2015 GSA Annual Meeting in Baltimore, Maryland, USA (1-4 November 2015)

Paper No. 100-5
Presentation Time: 9:25 AM

RECENT METEOROID IMPACTS ON MARS: SEISMIC SIGNAL PREDICTIONS


SCHMERR, Nicholas C., Department of Geology, University of Maryland, Geology Building #237, College Park, MD 20742, BANKS, Maria E., Planetary Science Institute, Tucson, AZ 85719 and DAUBAR, Ingrid, Jet Propulsion Laboratory, California Institute of Technology, Pasadena, CA 91109, nschmerr@umd.edu

The detailed structure of the planetary interior places essential constraints on the formation, evolution, and dynamics of Mars. Impact events are a key source of seismic waves for interrogating internal structure; the future NASA Discovery Program lander InSight will be capable of detecting these events. InSight is instrumented to monitor thermal, seismic, and other geophysical parameters of Mars. Recent, fresh craters formed by ongoing impacts in dusty areas are detectable in high-resolution orbital images of the Martian surface. Seismically detecting and subsequently imaging impacts will provide an extremely accurate epicenter, and enable calibration of Martian seismic velocities and retrieval of internal structure.

We use detailed characterizations of new, dated impacts, including measurements of crater diameter, morphometry, and geospatial information for individual craters in impacts occurring as clusters, to investigate recent impact-produced seismic activity on Mars. Measured parameters are converted to seismic predictions for the impact source using a scaling law that relates crater diameter to the released seismic moment. This scaling law is dependent upon the target properties and the efficiency of conversion of impact to seismic energy. Therefore we use a range of target properties (bedrock vs. regolith), to bound the seismic moment for the observed crater distribution.

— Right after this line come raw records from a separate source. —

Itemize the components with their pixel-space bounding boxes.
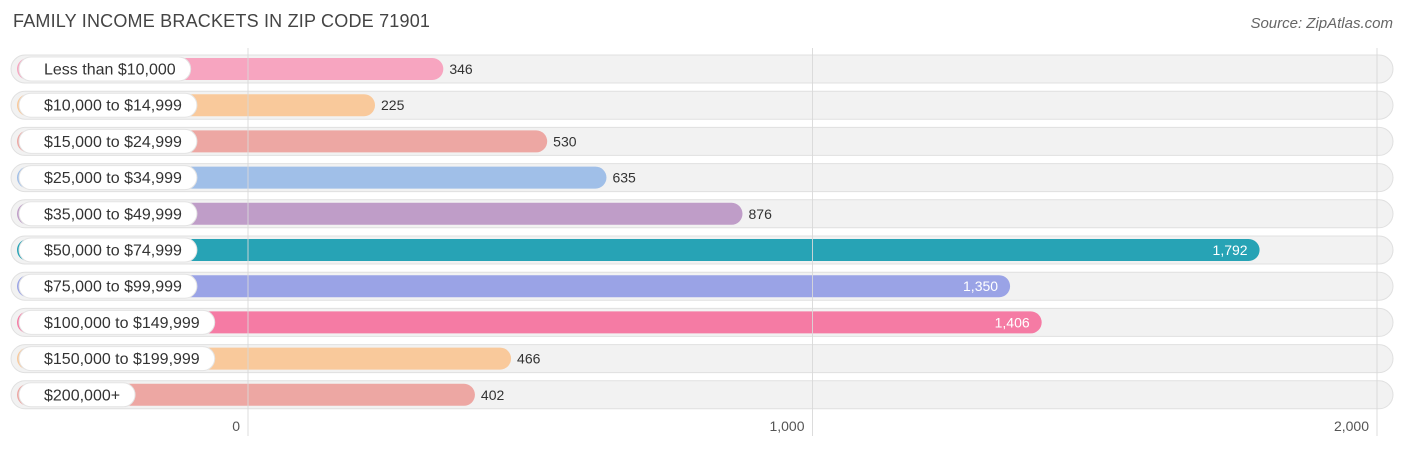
bar	[17, 239, 1260, 261]
x-tick-label: 0	[232, 418, 240, 434]
value-label: 876	[749, 206, 773, 222]
category-label-pill	[18, 165, 198, 191]
category-label-pill	[18, 56, 192, 82]
x-tick-label: 2,000	[1334, 418, 1369, 434]
bar-row: $50,000 to $74,999 1,792	[10, 235, 1394, 265]
category-label: $75,000 to $99,999	[44, 279, 182, 296]
value-label: 1,406	[995, 314, 1030, 330]
category-label: $35,000 to $49,999	[44, 206, 182, 223]
bar-row: $200,000+ 402	[10, 380, 1394, 410]
bar-row: $25,000 to $34,999 635	[10, 163, 1394, 193]
x-axis-ticks: 0 1,000 2,000	[232, 418, 1369, 434]
category-label: Less than $10,000	[44, 62, 176, 79]
category-label-pill	[18, 128, 198, 154]
bar	[17, 275, 1011, 298]
value-label: 635	[612, 170, 636, 186]
value-label: 1,792	[1213, 242, 1248, 258]
value-label: 530	[553, 133, 577, 149]
chart-source: Source: ZipAtlas.com	[1250, 15, 1393, 32]
bar-rows: Less than $10,000 346 $10,000 to $14,999 22…	[10, 54, 1394, 410]
category-label: $150,000 to $199,999	[44, 351, 200, 368]
category-label: $15,000 to $24,999	[44, 134, 182, 151]
category-label: $100,000 to $149,999	[44, 315, 200, 332]
category-label-pill	[18, 346, 216, 372]
category-label: $10,000 to $14,999	[44, 98, 182, 115]
value-label: 1,350	[963, 278, 998, 294]
bar-row: $75,000 to $99,999 1,350	[10, 271, 1394, 301]
value-label: 466	[517, 351, 541, 367]
gridlines	[247, 48, 1378, 436]
chart-title: FAMILY INCOME BRACKETS IN ZIP CODE 71901	[13, 11, 431, 31]
bar-row: Less than $10,000 346	[10, 54, 1394, 84]
category-label: $25,000 to $34,999	[44, 170, 182, 187]
bar-row: $100,000 to $149,999 1,406	[10, 307, 1394, 337]
value-label: 402	[481, 387, 505, 403]
category-label-pill	[18, 201, 198, 227]
value-label: 225	[381, 97, 405, 113]
bar-row: $35,000 to $49,999 876	[10, 199, 1394, 229]
value-label: 346	[449, 61, 473, 77]
bar-row: $15,000 to $24,999 530	[10, 126, 1394, 156]
category-label-pill	[18, 382, 136, 408]
category-label-pill	[18, 309, 216, 335]
bar-row: $10,000 to $14,999 225	[10, 90, 1394, 120]
category-label: $50,000 to $74,999	[44, 243, 182, 260]
bar	[17, 311, 1042, 334]
bar-row: $150,000 to $199,999 466	[10, 344, 1394, 374]
category-label-pill	[18, 237, 198, 263]
category-label: $200,000+	[44, 387, 120, 404]
bar	[17, 202, 743, 225]
category-label-pill	[18, 273, 198, 299]
x-tick-label: 1,000	[769, 418, 804, 434]
category-label-pill	[18, 92, 198, 118]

We model the expected seismic source(s) using a 3-D wave propagation code that predicts the ground motion due to the impact. For some discrete impact events, the bolide disintegrates, forming multiple craters of varying size; our code captures these more complex effects. The result is a seismic source function that can be used to evaluate the detectability of different types of impact events at various distances. Additionally, the resulting seismic amplitudes allow us to quantify the detectable distances for body and surface wave phases and also to implement techniques to recover Martian internal structure from a single 3-component seismometer.